One of my fantasies is to win a lottery and spend it all on a family get-together... my children, their in-laws, my grandchildren's aunts and uncles and cousins... I'd hire a professional videographer and photographer to document... and... wouldn't that be fun?

J. L. said...

"I still recall shaking my head at the Easter Sunday sermon "Guns in America." Give me a frigging break."

In my college years, during the mid 90s, I briefly attended a liberal congegation of an even more liberal denomination known as the United Church of Christ. (The same denomination which includes Obama's old church, the one with Rev. Wright.) I am thankfully no longer affiliated with this denomination, but I do remember vividly the following things:

1.) The way members of the church behaved as if they were somehow a better class of people than everyone else.

2.) A rambling sermon by one pastor which included, inexplicably, both a defense of the then-controversial "midnight basketball," and a statement supporting Clinton's surgeon general nominee David Satcher. (How exactly do you fit those two into one sermon?? Why would you have these items in a sermon to begin with???)

3.) The fact that they rarely, if ever, sang "Amazing Grace" or anything of that nature, but did sing with almost monotonous frequency, a Hawaiian-originated ode to diverity called "One Ohana." (I mean, they sang this song ALL THE TIME.)

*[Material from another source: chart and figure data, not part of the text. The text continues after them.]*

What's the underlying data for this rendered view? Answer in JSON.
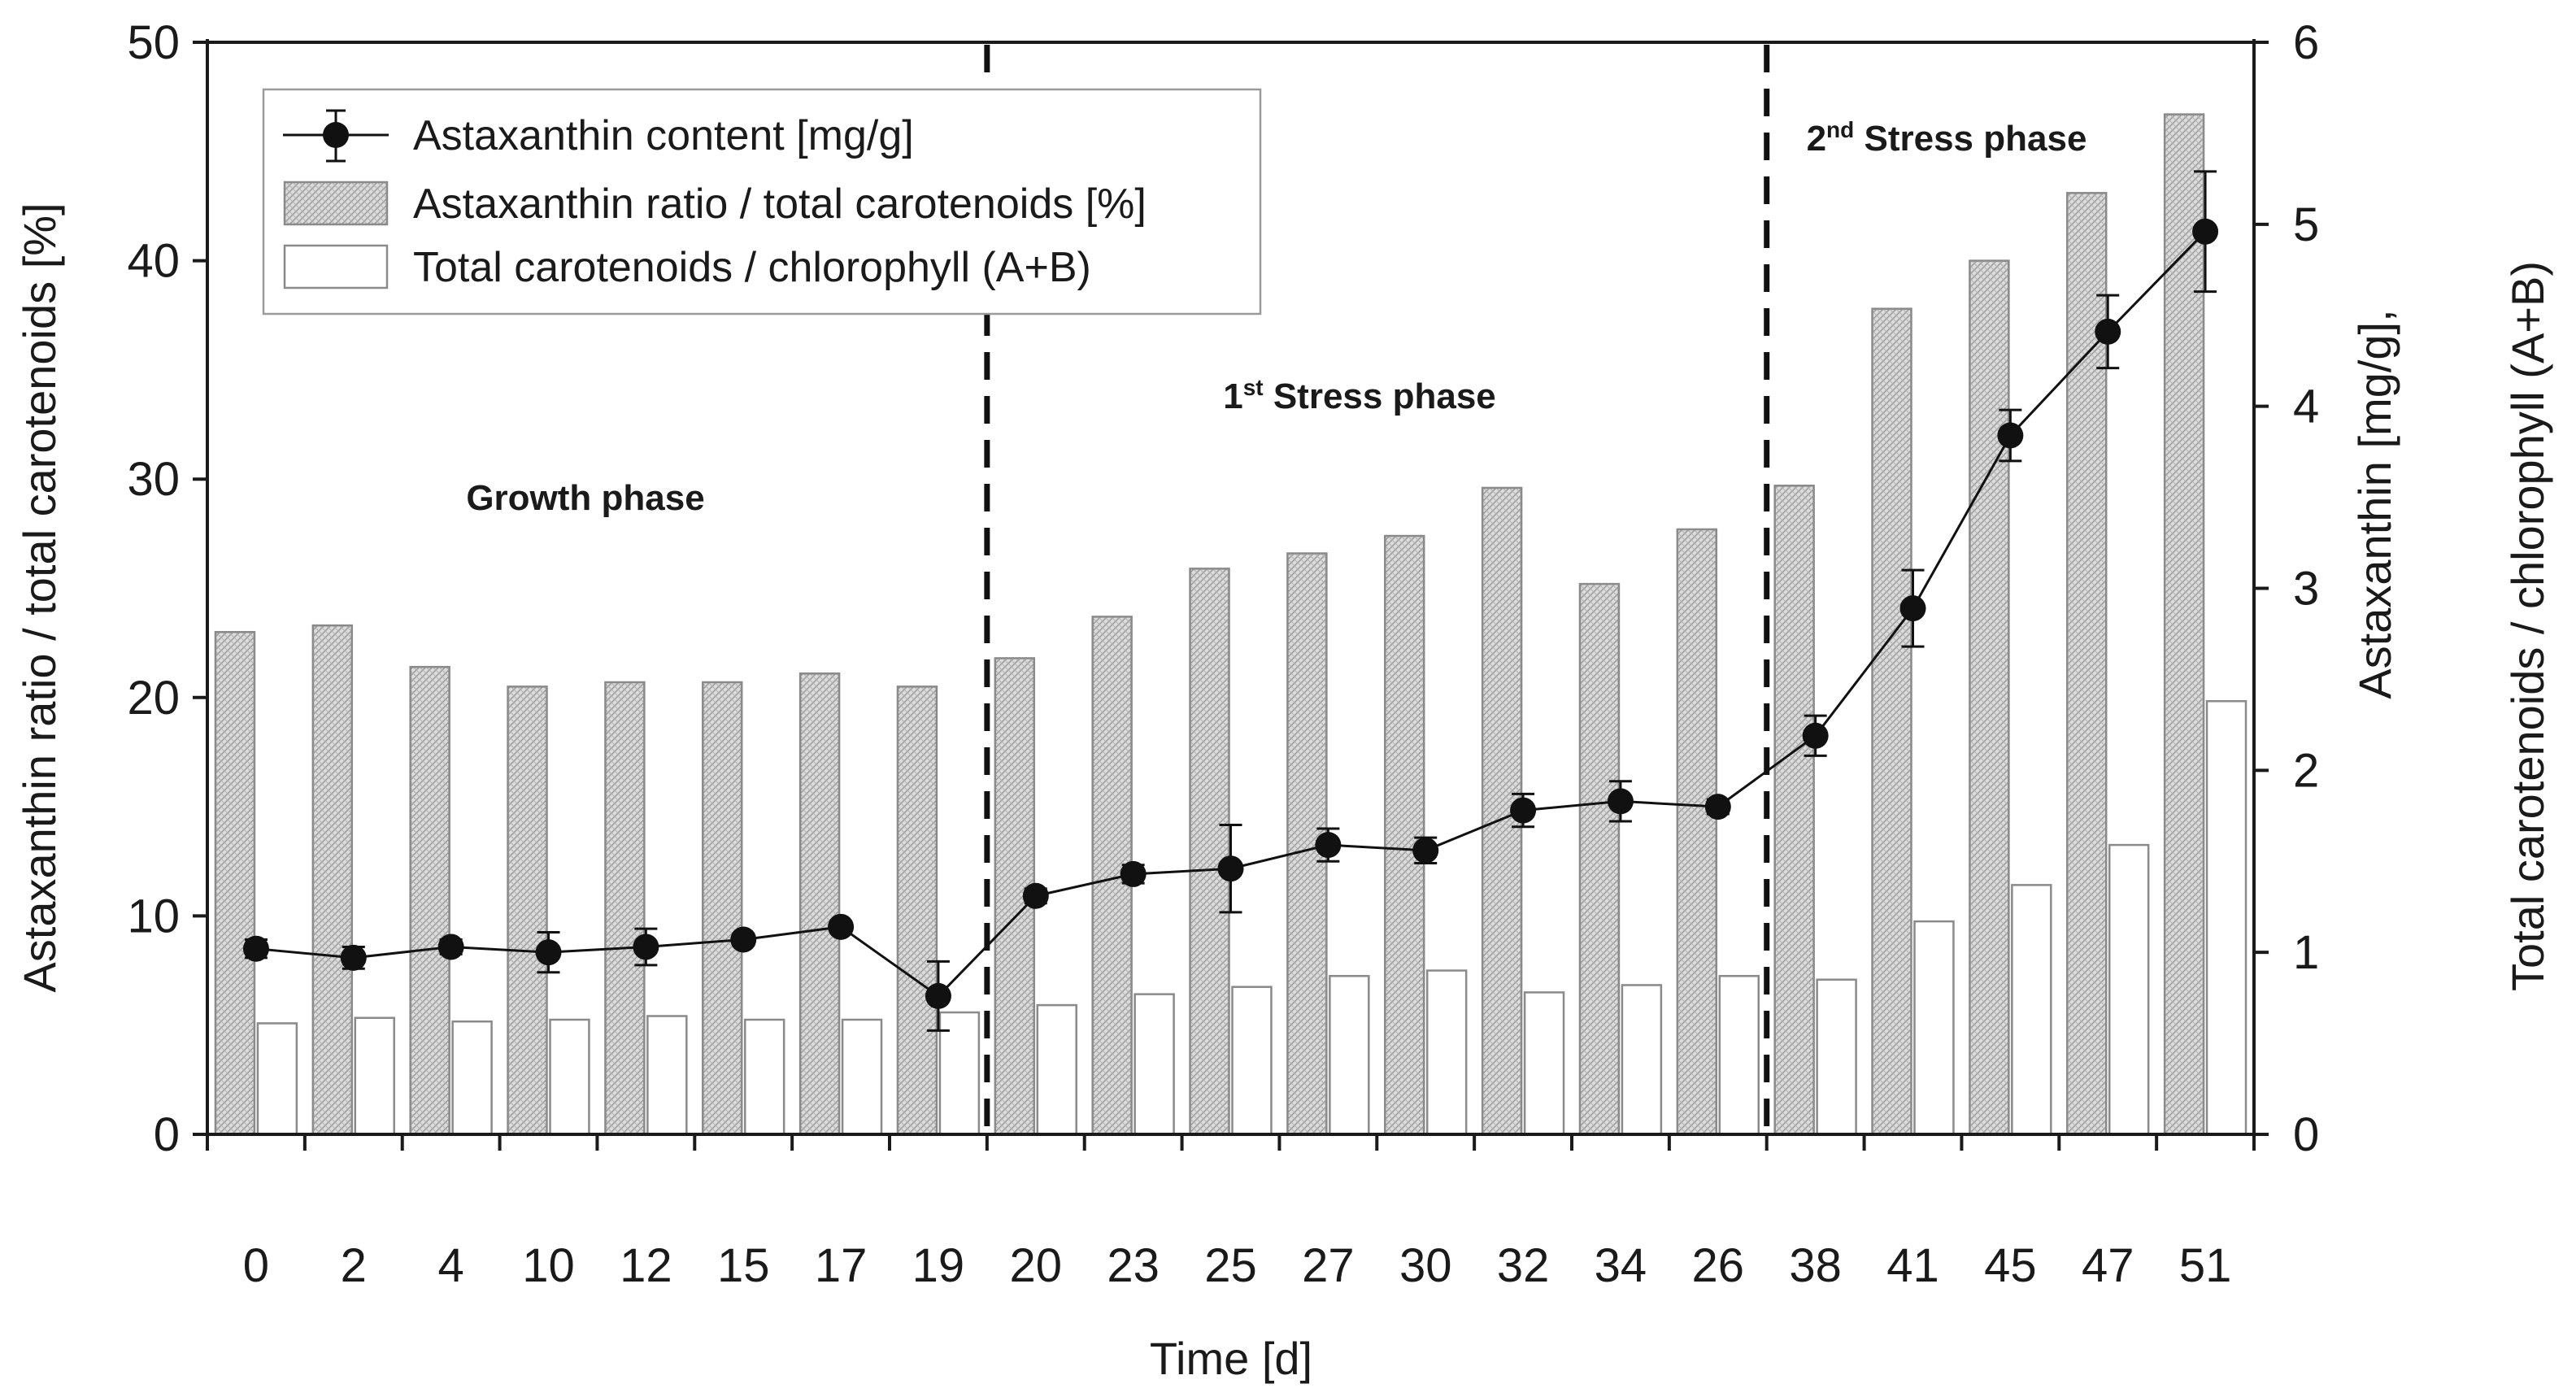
{
  "chart_data": {
    "type": "bar",
    "categories": [
      "0",
      "2",
      "4",
      "10",
      "12",
      "15",
      "17",
      "19",
      "20",
      "23",
      "25",
      "27",
      "30",
      "32",
      "34",
      "26",
      "38",
      "41",
      "45",
      "47",
      "51"
    ],
    "xlabel": "Time [d]",
    "ylabel_left": "Astaxanthin ratio / total carotenoids [%]",
    "ylabel_right_lines": [
      "Total carotenoids / chlorophyll (A+B)",
      "Astaxanthin [mg/g],"
    ],
    "ylim_left": [
      0,
      50
    ],
    "ylim_right": [
      0,
      6
    ],
    "yticks_left": [
      "0",
      "10",
      "20",
      "30",
      "40",
      "50"
    ],
    "yticks_right": [
      "0",
      "1",
      "2",
      "3",
      "4",
      "5",
      "6"
    ],
    "series": [
      {
        "name": "Astaxanthin ratio / total carotenoids [%]",
        "type": "bar",
        "axis": "left",
        "pattern": "hatched",
        "values": [
          23.0,
          23.3,
          21.4,
          20.5,
          20.7,
          20.7,
          21.1,
          20.5,
          21.8,
          23.7,
          25.9,
          26.6,
          27.4,
          29.6,
          25.2,
          27.7,
          29.7,
          37.8,
          40.0,
          43.1,
          46.7
        ]
      },
      {
        "name": "Total carotenoids / chlorophyll (A+B)",
        "type": "bar",
        "axis": "right",
        "pattern": "open",
        "values": [
          0.61,
          0.64,
          0.62,
          0.63,
          0.65,
          0.63,
          0.63,
          0.67,
          0.71,
          0.77,
          0.81,
          0.87,
          0.9,
          0.78,
          0.82,
          0.87,
          0.85,
          1.17,
          1.37,
          1.59,
          2.38
        ]
      },
      {
        "name": "Astaxanthin content [mg/g]",
        "type": "line",
        "axis": "right",
        "marker": "circle",
        "values": [
          1.02,
          0.97,
          1.03,
          1.0,
          1.03,
          1.07,
          1.14,
          0.76,
          1.31,
          1.43,
          1.46,
          1.59,
          1.56,
          1.78,
          1.83,
          1.8,
          2.19,
          2.89,
          3.84,
          4.41,
          4.96
        ],
        "errors": [
          0.05,
          0.06,
          0.04,
          0.11,
          0.1,
          0.03,
          0.03,
          0.19,
          0.04,
          0.05,
          0.24,
          0.09,
          0.07,
          0.09,
          0.11,
          0.04,
          0.11,
          0.21,
          0.14,
          0.2,
          0.33
        ]
      }
    ],
    "phase_dividers_after_index": [
      7,
      15
    ],
    "phases": [
      {
        "label": "Growth phase",
        "sup": "",
        "rest": ""
      },
      {
        "label": "1",
        "sup": "st",
        "rest": " Stress phase"
      },
      {
        "label": "2",
        "sup": "nd",
        "rest": " Stress phase"
      }
    ],
    "legend_position": "top-left"
  },
  "colors": {
    "axis": "#1a1a1a",
    "hatched_bar_fill": "#d6d6d6",
    "hatched_bar_stroke": "#8a8a8a",
    "open_bar_fill": "#ffffff",
    "open_bar_stroke": "#8a8a8a",
    "line": "#111111",
    "legend_border": "#9a9a9a"
  }
}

4.) The likewise monotonous citation of anti-Nazi German theologian Deitrich Bonhoffer. (I mean, I respect Bonhoffer... but, his name came up ALL THE TIME.)

5.)One of the church members refused to refer to Israel, instead always, but always using the name Palestine .

Well... you get the idea.

(In all fairness, I also briefly attended a UU congregation... I guess I was a glutton for punishment... and they actually had a featured speaker once who gave one of the best pro-Israel speeches I ever heard. Go figure.)